[Air-l] air-l Digest, Vol 23, Issue 6
evillan at gmail.com
Wed Jun 7 15:51:00 PDT 2006
I think there are too many different arguments mixed all together, in a
rather inadequate way. I strongly dislike the OLPC project, mostly for the
reasons explained at http://macareo.pucp.edu.pe/evillan/shdf.htm, but I do
believe that my arguments, as well as many of the arguments proposed in this
discussion, are valid for a specific subset of "developing" countries, and
even inside those developing countries, some regions or groups are to be
considered under a different perspective.
Inequality is wrong, I concur; at the same, unless capitalism is completely
replaced by something else, it is an inevitable consequence of an specific
economic structure. Programmes like OLPC try to soften or lower inequality,
but besides their shortcomings, they cannot even attempt to make inequality
The fact that these computers are "down-market" is not a problem per se. If
(a big if) a proper usage is found, they can be adequate, since they are not
trying to replace a full-blown PC connected to high bandwidth networks and
used for downloading videos from a Torrent. It is. again, a question of
purpose, not of specific technology.
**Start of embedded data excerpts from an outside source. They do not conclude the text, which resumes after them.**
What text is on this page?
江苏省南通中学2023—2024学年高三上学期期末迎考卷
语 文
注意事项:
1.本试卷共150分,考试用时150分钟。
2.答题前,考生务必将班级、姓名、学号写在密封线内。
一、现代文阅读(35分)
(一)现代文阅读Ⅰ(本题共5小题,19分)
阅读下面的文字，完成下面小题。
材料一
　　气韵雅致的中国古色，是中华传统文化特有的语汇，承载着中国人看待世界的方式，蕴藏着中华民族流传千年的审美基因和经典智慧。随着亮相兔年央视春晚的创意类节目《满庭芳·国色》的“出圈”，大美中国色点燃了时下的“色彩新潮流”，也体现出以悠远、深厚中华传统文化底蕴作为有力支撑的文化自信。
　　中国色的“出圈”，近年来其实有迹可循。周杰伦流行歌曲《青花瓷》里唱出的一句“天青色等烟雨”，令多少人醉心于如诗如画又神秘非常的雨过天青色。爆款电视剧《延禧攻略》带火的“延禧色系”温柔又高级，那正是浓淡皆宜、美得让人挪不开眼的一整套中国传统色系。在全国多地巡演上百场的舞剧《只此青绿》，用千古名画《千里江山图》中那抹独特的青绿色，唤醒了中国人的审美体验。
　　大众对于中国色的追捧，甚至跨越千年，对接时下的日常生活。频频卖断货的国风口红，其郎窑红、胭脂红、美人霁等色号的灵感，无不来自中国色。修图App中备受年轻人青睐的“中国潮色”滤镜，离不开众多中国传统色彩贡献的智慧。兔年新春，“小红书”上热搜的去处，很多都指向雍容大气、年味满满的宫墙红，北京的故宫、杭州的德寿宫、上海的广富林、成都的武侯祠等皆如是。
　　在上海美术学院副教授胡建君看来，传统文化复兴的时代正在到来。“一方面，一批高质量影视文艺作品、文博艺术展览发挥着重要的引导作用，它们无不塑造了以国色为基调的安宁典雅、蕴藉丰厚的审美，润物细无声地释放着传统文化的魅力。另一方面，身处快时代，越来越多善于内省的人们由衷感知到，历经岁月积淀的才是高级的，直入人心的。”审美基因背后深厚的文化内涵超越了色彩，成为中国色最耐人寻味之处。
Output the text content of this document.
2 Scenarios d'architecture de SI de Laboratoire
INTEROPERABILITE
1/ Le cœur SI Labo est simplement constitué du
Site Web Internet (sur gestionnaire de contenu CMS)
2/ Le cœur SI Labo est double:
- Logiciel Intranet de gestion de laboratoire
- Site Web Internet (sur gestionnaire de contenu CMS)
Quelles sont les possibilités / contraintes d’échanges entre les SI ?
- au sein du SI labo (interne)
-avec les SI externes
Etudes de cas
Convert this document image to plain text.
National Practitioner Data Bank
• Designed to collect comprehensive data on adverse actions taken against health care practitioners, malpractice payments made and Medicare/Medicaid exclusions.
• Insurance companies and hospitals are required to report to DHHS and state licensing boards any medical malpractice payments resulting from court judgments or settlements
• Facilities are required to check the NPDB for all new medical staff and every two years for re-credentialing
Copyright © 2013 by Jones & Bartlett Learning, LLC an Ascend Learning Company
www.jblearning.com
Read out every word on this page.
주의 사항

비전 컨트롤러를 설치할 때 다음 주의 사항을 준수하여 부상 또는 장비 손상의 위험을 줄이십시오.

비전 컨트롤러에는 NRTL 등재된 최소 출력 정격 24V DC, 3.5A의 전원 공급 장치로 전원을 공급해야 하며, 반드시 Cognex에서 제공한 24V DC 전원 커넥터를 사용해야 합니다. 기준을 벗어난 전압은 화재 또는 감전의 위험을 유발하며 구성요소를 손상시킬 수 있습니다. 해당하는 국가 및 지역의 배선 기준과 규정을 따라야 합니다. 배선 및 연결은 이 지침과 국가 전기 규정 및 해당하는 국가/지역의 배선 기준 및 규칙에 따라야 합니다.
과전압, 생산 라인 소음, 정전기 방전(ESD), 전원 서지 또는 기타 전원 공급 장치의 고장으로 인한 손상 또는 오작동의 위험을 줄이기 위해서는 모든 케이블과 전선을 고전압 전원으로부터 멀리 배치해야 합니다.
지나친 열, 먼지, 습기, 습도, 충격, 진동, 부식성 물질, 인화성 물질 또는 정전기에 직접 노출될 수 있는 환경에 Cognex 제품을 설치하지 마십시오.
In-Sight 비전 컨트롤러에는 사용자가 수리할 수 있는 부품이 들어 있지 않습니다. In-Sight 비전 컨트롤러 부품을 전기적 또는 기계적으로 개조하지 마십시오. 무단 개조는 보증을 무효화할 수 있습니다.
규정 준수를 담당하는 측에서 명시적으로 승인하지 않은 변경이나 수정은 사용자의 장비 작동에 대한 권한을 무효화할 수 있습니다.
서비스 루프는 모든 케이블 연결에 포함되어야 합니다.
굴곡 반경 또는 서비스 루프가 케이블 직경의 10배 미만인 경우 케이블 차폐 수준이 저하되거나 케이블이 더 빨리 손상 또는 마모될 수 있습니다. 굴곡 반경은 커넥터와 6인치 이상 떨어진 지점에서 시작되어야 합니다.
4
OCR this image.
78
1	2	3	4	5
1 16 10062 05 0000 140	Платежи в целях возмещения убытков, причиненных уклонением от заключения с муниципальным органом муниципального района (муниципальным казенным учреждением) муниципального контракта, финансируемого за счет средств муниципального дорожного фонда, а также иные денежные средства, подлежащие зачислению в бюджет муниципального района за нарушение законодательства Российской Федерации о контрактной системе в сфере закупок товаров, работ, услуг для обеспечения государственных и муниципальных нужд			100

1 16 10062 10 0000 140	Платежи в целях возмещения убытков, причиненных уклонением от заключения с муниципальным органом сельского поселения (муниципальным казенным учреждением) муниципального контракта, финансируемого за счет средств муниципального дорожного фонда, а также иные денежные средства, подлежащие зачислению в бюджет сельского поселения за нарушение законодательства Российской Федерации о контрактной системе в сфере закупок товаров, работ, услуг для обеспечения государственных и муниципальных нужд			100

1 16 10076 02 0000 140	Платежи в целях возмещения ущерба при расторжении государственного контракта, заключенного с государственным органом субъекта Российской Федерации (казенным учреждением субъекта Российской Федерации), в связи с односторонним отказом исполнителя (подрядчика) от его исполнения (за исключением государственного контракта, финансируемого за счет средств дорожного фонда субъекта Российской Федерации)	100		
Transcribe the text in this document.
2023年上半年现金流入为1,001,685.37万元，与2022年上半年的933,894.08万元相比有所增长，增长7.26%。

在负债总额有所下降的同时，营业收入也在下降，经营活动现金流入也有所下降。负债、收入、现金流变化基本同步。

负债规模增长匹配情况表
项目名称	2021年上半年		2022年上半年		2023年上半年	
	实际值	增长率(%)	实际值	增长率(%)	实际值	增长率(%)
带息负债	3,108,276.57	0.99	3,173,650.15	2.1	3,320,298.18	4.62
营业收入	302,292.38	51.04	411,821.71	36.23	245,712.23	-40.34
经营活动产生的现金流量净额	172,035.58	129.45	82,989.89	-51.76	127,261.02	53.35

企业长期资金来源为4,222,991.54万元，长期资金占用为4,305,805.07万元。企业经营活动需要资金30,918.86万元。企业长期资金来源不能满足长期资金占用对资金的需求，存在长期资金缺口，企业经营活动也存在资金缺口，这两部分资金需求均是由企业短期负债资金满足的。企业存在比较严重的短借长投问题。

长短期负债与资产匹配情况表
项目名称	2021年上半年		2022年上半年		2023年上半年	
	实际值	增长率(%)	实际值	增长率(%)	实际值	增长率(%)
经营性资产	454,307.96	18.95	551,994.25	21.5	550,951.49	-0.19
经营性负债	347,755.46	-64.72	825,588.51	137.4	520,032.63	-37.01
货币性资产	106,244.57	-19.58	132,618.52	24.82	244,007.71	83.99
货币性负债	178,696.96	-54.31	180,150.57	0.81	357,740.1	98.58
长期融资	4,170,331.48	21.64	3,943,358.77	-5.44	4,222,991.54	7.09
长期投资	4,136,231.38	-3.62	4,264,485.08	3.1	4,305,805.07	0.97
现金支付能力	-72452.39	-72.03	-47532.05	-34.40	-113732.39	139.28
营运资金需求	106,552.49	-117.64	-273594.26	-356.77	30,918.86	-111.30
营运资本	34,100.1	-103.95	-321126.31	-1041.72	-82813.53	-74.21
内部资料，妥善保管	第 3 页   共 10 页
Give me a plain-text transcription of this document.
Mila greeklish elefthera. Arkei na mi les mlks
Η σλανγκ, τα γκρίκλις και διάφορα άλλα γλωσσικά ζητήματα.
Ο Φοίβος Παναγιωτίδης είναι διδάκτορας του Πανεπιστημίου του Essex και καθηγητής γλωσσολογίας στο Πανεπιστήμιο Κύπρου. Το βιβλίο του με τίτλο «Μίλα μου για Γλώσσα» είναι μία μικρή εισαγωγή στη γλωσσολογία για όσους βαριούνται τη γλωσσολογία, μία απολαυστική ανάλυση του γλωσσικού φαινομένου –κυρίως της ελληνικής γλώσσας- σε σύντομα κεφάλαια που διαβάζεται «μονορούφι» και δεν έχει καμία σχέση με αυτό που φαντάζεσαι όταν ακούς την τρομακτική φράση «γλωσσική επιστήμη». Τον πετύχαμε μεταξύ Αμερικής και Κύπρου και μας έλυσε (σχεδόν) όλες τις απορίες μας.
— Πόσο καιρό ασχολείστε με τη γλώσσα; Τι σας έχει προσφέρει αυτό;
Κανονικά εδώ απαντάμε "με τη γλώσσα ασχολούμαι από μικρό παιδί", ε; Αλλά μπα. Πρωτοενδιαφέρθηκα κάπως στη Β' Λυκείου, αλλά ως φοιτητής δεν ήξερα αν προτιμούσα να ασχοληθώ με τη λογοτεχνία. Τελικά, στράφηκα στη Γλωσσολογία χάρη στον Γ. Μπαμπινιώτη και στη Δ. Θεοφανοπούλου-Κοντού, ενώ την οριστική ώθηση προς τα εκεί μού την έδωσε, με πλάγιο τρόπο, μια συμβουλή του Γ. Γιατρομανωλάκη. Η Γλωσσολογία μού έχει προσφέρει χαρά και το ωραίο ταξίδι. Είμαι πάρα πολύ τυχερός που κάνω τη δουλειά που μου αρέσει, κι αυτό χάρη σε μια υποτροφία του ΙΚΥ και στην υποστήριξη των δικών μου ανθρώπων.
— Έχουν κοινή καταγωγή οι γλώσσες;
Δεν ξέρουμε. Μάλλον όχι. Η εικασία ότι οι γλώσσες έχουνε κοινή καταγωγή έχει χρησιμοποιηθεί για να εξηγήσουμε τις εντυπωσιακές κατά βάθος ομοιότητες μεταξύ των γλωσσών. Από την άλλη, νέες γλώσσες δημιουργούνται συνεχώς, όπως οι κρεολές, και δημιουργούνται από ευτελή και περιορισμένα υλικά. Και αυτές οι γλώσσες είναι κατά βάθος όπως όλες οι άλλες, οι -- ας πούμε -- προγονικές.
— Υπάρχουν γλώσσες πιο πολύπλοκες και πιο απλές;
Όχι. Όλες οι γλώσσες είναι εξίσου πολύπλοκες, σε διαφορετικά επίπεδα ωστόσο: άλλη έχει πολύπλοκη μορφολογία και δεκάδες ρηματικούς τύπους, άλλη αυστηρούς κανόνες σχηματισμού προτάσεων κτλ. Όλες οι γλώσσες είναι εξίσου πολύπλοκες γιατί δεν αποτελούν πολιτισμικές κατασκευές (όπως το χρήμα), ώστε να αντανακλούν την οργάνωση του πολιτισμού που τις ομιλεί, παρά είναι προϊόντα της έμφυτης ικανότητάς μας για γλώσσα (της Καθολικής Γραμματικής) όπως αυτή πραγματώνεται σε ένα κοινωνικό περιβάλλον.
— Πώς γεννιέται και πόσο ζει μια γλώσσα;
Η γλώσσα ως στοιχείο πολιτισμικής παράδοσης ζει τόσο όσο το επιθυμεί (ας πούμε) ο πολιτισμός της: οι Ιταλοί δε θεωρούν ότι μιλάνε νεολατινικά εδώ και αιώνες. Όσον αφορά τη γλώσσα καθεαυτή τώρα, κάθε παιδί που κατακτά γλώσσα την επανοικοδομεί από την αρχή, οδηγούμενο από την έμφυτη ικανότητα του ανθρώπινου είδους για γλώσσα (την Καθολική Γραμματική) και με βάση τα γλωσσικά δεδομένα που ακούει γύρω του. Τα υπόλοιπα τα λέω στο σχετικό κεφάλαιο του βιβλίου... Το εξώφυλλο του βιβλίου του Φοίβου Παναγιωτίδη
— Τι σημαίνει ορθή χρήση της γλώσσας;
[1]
I'm against the purpose and the
specific implementation of such purpose.
This is a necessary debate, since it is most possible that governments of
developing countries are going to get scammed into buying thousands of these
machines without a critical assessment of what exactly to do with them and
what exactly should be the outcome of their usage in educational settings.
More voices from the "affected" communities should be welcomed.